Lonjakan jumlah rumah mewah yang dibangun selama setahun terakhir memberi pembeli asing banyak pilihan di antara total volume kondominium di Singapura yang berjumlah sekitar 1,2 juta, kata Sun, dengan harga setinggi S$3 juta (US$2,17 juta) per unit.
Sekitar separuh pembeli asal Tiongkok tinggal di kondominium mereka, dan sisanya memiliki kepemilikan semata-mata untuk berinvestasi atau menyewakan unit tersebut, kata Sun.
Namun, pembeli real estat luar negeri di Singapura berada pada posisi yang tidak menguntungkan dalam hal harga, karena mereka dikenakan bea materai sebesar 30 persen untuk pembelian rumah sejak bulan Januari. Mereka menghadapi “pajak dan bea yang signifikan”, kata James MacDonald, kepala Savills Research China.

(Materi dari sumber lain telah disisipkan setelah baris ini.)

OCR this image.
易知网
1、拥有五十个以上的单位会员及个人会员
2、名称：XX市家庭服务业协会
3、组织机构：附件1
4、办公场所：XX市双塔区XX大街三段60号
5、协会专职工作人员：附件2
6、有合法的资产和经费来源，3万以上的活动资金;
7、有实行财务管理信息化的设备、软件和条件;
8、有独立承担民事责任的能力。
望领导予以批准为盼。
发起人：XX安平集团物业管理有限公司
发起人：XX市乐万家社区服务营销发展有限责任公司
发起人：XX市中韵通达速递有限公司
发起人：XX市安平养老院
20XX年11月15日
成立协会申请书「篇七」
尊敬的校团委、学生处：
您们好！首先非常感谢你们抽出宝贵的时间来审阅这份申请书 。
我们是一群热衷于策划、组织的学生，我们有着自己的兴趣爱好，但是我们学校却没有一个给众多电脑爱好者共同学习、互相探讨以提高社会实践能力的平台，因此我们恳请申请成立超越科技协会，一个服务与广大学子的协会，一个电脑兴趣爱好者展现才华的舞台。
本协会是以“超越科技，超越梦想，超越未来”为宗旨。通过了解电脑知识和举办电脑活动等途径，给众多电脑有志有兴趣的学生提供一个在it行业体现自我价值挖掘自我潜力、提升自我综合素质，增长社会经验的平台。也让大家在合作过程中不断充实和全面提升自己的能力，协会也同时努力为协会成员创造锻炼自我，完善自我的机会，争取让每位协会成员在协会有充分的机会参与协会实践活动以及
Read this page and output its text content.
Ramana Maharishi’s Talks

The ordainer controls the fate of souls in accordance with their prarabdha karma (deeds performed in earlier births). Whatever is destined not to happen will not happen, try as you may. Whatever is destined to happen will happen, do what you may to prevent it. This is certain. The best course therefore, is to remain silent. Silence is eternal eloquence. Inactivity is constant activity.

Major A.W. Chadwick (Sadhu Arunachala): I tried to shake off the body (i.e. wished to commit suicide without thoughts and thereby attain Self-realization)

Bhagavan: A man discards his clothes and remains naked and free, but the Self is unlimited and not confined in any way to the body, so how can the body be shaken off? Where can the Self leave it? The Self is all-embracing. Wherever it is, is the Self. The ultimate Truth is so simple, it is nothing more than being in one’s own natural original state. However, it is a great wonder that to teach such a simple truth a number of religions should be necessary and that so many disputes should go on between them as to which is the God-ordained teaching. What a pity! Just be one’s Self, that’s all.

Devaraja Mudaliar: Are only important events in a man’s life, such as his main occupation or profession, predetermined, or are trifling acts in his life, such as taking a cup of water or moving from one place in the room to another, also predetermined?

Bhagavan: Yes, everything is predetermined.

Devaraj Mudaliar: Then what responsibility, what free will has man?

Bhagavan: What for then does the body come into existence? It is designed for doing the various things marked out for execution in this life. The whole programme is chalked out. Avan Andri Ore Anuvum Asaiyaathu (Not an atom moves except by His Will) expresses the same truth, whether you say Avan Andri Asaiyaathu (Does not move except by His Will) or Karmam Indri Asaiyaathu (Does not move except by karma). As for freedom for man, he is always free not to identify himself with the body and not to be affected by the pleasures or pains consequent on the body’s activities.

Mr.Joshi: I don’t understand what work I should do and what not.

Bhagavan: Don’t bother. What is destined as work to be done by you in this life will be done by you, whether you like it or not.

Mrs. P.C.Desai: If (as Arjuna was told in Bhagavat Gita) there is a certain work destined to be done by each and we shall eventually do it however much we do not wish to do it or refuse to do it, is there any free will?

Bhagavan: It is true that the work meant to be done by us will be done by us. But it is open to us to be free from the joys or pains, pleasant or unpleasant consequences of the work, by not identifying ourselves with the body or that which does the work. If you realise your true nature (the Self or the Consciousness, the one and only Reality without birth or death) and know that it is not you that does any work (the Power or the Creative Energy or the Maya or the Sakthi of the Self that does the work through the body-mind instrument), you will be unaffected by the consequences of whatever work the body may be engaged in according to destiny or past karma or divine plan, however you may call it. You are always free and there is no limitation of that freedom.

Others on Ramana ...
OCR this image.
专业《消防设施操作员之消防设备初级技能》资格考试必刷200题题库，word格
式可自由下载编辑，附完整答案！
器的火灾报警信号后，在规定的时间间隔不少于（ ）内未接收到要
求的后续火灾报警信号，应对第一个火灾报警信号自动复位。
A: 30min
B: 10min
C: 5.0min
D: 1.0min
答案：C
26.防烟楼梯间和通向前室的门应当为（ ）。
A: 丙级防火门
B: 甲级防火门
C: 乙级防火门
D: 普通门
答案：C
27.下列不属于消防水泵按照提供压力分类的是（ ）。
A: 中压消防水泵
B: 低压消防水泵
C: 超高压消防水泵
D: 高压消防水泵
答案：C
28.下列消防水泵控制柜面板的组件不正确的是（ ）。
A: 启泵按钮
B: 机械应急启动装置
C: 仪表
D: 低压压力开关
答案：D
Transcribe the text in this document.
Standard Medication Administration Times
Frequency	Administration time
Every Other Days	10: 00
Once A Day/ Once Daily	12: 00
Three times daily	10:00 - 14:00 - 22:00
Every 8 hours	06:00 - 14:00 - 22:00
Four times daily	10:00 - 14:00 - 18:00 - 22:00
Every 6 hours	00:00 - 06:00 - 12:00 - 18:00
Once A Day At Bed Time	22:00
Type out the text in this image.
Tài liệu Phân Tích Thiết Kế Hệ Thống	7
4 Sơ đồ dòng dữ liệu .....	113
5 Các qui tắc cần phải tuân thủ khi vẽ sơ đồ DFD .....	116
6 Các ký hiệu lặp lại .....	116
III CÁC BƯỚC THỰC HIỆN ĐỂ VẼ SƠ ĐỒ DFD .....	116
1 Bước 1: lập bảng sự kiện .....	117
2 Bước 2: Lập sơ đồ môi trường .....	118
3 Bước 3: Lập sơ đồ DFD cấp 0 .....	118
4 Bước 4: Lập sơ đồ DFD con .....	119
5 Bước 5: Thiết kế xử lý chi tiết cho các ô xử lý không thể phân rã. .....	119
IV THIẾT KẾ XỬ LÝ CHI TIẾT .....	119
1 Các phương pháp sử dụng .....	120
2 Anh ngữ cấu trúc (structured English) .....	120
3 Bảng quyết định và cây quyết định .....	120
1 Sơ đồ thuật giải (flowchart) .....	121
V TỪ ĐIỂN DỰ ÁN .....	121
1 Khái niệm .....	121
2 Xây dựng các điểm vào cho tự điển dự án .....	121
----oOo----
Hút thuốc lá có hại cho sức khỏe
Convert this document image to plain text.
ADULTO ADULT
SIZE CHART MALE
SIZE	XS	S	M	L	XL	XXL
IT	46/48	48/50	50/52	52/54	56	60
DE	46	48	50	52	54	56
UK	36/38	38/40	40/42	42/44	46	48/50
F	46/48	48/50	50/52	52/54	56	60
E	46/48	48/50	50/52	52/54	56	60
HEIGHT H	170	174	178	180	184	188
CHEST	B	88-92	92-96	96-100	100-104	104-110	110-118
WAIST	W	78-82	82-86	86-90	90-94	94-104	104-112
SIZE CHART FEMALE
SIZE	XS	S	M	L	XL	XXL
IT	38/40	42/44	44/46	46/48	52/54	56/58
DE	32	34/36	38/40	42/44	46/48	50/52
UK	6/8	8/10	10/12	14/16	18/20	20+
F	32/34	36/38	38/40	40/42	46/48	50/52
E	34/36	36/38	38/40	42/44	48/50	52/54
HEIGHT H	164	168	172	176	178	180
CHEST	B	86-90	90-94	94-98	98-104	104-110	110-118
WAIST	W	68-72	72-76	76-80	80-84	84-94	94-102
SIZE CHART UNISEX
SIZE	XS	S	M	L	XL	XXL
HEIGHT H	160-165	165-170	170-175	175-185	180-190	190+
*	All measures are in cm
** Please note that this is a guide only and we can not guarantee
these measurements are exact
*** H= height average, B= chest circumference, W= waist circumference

Investasi sering kali dilakukan untuk mendapatkan persetujuan imigrasi atau sebagai bagian dari portofolio pengelolaan kekayaan, tambahnya.
“Warga negara Tiongkok yang membeli barang ke luar negeri cenderung relatif kaya – mereka memiliki anak yang belajar di luar negeri, kerabat, atau sering melakukan perjalanan bisnis dan transaksi,” kata MacDonald.
Ia juga mencatat bagaimana sebagian warga Tiongkok memilih membeli rumah liburan di Thailand dan properti investasi di Vietnam.
Rumah yang dijual kepada pembeli asing dari seluruh negara berjumlah 1.172 pada kuartal terakhir, dibandingkan dengan 873 pada tiga bulan pertama tahun ini.
Unit yang terjual ke warga Malaysia pada kuartal kedua berjumlah 218 unit, dan warga negara India membeli 123 unit.